Study co-author Tim Shank, a researcher at the Woods Hole Oceanographic Institution in Massachusetts, spotted the octopus in 2005. During a research expedition in the North Atlantic, one of the remotely operated vehicles he was working with collected several coral branches with something strange attached to them. It looked like a bunch of sandy-colored golf balls at first, but then he realized it was an egg sac.

He and his fellow researchers eventually classified the hatchling that emerged as a member of the genus Grimpoteuthis. In other words, it was a Dumbo octopus, though they couldn't determine the exact species.
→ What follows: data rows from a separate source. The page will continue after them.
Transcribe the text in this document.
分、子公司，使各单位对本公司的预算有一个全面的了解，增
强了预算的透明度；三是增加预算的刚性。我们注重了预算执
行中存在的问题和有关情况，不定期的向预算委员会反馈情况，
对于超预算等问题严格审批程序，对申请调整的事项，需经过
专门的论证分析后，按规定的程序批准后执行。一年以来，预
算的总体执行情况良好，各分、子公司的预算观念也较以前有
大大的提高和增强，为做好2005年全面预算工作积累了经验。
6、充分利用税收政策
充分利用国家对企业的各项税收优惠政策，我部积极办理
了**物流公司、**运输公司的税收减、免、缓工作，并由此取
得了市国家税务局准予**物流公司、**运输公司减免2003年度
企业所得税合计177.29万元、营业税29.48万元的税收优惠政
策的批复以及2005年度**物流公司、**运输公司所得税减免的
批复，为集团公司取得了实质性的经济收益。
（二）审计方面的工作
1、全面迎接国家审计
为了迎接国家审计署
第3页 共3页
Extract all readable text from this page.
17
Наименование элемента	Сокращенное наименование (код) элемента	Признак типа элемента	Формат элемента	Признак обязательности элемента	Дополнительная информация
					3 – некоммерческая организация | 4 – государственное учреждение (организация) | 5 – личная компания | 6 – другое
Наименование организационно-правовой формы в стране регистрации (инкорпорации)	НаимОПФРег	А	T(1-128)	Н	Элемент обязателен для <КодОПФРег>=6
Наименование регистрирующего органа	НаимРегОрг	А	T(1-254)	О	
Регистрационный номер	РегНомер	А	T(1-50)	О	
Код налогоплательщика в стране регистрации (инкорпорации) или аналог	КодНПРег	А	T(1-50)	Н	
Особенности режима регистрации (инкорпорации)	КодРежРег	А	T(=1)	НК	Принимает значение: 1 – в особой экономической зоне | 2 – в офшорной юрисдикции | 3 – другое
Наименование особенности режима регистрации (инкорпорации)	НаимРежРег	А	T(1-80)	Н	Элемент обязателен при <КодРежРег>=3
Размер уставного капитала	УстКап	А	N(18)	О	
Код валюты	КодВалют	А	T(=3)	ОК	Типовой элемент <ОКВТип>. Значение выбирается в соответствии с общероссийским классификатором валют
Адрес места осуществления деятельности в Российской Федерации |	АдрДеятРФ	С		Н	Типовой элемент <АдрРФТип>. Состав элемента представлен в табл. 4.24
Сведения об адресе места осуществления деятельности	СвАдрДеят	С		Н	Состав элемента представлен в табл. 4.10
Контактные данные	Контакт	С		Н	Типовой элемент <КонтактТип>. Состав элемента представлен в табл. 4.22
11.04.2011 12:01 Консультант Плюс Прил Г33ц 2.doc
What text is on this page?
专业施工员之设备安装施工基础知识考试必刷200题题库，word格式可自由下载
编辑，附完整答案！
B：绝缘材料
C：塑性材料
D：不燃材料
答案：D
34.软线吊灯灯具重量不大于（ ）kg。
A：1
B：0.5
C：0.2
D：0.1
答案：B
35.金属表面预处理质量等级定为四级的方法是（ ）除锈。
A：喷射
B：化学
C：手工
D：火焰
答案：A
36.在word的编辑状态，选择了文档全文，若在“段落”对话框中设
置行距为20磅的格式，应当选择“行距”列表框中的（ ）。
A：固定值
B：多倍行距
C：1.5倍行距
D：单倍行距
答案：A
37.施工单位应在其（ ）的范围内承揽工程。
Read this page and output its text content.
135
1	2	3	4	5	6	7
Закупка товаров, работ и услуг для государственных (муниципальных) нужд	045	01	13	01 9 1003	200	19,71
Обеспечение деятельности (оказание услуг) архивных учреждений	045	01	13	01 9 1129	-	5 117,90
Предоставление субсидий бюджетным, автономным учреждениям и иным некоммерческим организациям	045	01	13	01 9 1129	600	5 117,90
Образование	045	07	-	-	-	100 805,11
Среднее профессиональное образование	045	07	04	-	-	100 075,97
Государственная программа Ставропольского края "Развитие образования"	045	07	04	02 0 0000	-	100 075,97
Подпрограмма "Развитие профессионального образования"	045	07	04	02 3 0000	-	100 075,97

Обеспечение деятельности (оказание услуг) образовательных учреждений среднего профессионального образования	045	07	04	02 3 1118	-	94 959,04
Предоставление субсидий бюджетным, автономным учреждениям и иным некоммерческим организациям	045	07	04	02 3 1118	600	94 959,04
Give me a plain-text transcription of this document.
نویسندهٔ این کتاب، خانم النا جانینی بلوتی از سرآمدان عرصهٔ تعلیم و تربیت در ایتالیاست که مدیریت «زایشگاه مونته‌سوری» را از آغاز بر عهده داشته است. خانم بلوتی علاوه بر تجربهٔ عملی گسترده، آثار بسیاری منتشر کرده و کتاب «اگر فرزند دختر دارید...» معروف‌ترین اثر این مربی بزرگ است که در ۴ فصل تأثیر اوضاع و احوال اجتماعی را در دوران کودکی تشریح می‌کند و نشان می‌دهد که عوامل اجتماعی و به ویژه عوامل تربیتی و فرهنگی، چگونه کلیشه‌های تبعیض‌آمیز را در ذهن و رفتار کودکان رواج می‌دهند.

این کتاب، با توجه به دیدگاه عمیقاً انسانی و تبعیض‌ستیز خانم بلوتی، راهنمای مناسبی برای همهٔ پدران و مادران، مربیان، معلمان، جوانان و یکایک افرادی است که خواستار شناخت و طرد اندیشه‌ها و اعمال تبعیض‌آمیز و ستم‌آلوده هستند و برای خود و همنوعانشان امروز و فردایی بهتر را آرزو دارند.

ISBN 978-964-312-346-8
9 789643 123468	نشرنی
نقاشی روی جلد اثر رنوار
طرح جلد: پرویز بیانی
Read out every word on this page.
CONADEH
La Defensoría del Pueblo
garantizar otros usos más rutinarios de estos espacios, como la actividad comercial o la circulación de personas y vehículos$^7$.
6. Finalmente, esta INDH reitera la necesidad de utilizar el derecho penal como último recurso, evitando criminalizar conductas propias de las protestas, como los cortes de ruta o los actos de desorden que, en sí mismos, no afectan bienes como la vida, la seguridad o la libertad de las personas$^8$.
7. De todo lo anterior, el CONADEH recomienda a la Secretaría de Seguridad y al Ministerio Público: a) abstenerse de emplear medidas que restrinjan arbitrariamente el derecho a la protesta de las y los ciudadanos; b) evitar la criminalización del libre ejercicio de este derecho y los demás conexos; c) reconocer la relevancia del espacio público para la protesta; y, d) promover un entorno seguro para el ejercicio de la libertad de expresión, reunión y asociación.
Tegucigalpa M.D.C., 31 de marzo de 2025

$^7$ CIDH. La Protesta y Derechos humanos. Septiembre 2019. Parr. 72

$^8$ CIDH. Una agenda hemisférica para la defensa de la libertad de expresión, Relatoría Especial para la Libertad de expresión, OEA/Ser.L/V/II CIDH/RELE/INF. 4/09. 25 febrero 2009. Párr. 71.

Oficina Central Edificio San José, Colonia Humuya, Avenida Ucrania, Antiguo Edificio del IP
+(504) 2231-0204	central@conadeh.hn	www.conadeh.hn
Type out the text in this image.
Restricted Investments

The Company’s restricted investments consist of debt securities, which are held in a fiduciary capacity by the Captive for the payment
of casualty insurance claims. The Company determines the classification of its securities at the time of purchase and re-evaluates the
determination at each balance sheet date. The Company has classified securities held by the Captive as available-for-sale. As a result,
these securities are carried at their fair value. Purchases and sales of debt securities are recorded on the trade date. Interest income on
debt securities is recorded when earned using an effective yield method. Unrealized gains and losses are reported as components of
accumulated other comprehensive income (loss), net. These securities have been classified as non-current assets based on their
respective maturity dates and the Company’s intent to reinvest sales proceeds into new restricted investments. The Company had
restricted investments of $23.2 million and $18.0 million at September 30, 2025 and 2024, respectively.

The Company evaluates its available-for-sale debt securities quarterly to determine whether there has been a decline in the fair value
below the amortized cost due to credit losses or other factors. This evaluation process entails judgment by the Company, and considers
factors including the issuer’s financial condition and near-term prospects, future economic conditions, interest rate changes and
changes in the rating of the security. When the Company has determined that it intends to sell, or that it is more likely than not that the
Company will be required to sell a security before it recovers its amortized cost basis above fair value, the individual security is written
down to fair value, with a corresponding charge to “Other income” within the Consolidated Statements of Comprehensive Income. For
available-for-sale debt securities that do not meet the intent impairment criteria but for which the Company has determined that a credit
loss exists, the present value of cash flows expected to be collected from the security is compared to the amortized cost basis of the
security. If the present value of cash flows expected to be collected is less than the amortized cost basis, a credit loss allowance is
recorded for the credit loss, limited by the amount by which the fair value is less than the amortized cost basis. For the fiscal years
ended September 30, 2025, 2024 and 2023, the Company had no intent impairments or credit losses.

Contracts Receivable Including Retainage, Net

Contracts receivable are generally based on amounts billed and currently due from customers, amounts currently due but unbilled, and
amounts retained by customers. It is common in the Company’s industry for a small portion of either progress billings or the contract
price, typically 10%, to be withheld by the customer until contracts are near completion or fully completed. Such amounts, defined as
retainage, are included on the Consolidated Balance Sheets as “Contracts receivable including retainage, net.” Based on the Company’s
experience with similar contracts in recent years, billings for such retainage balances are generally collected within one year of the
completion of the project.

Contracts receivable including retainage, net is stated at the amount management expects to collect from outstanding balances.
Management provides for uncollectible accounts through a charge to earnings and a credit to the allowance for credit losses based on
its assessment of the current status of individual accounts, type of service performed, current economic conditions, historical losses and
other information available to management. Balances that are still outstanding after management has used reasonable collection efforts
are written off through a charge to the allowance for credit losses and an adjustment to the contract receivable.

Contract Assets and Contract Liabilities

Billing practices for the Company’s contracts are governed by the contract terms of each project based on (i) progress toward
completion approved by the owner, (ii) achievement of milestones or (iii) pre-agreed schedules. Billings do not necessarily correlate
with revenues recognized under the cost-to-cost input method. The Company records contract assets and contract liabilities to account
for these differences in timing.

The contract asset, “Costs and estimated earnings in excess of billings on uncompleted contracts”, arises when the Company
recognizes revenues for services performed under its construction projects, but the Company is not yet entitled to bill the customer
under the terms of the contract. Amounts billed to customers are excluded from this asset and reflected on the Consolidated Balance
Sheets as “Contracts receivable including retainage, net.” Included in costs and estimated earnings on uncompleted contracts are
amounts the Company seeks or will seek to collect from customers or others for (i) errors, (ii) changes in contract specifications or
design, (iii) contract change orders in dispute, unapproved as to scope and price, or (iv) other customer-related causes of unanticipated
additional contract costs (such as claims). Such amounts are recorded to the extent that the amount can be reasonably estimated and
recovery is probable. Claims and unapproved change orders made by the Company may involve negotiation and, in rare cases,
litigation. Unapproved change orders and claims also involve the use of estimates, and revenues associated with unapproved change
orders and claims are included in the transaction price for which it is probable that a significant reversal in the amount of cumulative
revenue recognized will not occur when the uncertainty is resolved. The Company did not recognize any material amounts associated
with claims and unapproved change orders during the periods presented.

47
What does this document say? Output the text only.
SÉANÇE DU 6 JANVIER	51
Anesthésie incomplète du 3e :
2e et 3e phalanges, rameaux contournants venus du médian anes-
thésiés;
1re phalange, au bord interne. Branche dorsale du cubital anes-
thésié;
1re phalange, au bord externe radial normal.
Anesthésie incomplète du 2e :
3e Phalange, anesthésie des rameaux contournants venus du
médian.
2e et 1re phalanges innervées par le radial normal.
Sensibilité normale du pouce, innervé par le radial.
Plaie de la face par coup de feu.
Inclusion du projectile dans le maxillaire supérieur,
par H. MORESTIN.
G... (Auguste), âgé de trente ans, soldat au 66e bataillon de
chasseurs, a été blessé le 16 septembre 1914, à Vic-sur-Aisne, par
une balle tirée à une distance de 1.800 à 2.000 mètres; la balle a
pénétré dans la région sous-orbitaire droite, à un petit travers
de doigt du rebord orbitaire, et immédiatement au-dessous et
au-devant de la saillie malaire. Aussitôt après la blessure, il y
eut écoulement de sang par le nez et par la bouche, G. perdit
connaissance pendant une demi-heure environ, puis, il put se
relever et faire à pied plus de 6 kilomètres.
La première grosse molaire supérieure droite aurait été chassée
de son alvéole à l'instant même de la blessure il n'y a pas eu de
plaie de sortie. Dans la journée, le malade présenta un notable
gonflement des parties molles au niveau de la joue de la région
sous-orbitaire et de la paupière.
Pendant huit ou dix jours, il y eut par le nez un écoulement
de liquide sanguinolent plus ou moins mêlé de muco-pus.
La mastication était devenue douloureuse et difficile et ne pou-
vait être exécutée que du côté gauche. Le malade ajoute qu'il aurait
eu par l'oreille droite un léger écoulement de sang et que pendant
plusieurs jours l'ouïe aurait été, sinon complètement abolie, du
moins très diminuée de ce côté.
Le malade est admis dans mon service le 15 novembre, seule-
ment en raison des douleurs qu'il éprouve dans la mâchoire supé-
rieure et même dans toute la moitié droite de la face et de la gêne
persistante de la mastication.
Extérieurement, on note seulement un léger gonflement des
But you wouldn't need a biology degree to spot its resemblance to Disney's famous elephant, as you can see in the video below.

The octopus hatched with a set of functional fins that allowed it to swim around and hunt right away, and an MRI scan revealed fully-developed internal organs and a complex nervous system. As the researchers wrote in their study, Dumbo octopuses enter the world as "competent juveniles" ready to jump straight into adult life.

Grimpoteuthis spends its life in the deep ocean, which makes it difficult to study. Scientists hope the newly-reported findings will make it easier to identify Grimpoteuthis eggs and hatchlings for future research.